Zionsville Community Schools in Indiana took a comprehensive approach to AI integration, implementing the MagicSchool platform to simultaneously reduce teacher workload and build student AI literacy within a controlled environment. Rather than ban AI tools or allow unrestricted access, the district created what they call a ‘walled garden’ where students can learn responsible AI use while developing skills essential for future careers. The phased rollout prioritised teacher adoption first, with educators initially using AI to streamline lesson planning, rubric creation, and feedback generation during the first semester. Only after teachers became comfortable with the technology did the district expand access to students, who then used AI tools for instant writing feedback, historical character interviews, and differentiated learning experiences.
Levelling the playing field
The implementation produced unexpected educational moments that actually deepened the learning experience. During a sixth-grade World War II research project, students used MagicSchool’s character chatbot to interview historical figures. One student chose a German fighter pilot, and when the AI responded in German, it sparked a deeper classroom discussion about historical context, communication, and perspective. Similarly, fourth-graders studying the Revolutionary War engaged with AI representations of George Washington and King George III, gaining a nuanced understanding of opposing viewpoints.
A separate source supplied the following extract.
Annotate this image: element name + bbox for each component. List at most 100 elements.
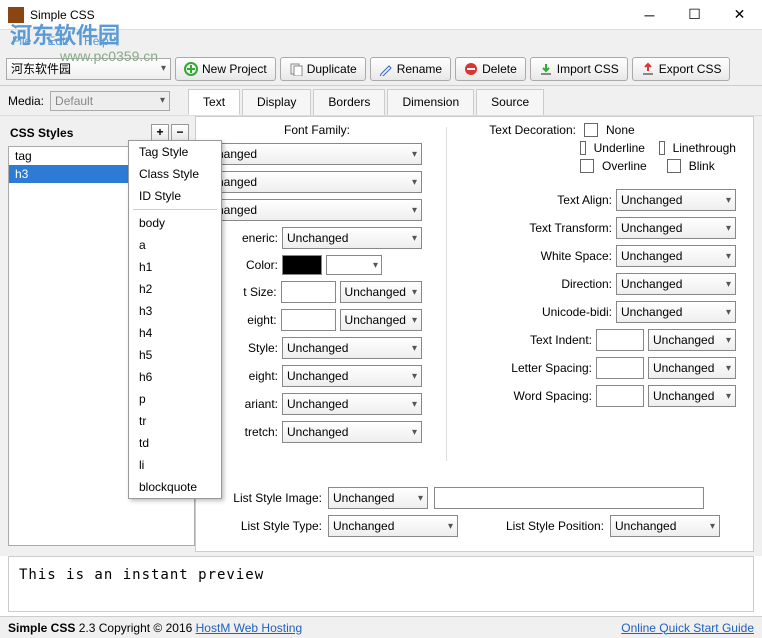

Digital Learning Coach Kyle Beimfohr emphasises the equity dimension of AI access: “Some kids go home to parents who can help revise their papers. Others go home to an empty house,” Beimfohr explained. “We needed a way to give every student the same type of feedback and support.” The platform also includes built-in digital literacy prompts that teach students about AI limitations, bias awareness, and protecting personal information.
Learnings
The six implementations of AI in education we’ve examined in this article reveal that the sector is in the midst of an important transition period where traditional teaching methods increasingly intersect with emerging technologies. The diversity of approaches – from AI tutors to adaptive assessment systems – suggests that we’re still discovering which applications prove most valuable in different educational contexts. The results so far present a complex picture: encouraging gains in some areas, unexpected challenges in others.
As it stands, we don’t have a clear verdict on AI’s role in education just yet, but rather a series of questions that educators, policymakers, and communities must consider. What capabilities might we lose if we delegate too much instruction to algorithms? What new skills might students develop when freed from repetitive practice to engage in more creative and collaborative work? How do we ensure that AI serves to reduce rather than amplify existing educational inequalities? The answers to these questions will vary across communities and cultures, but the implementations described here provide early data points in what will likely be a lengthy process of figuring out how AI can best serve our educational goals.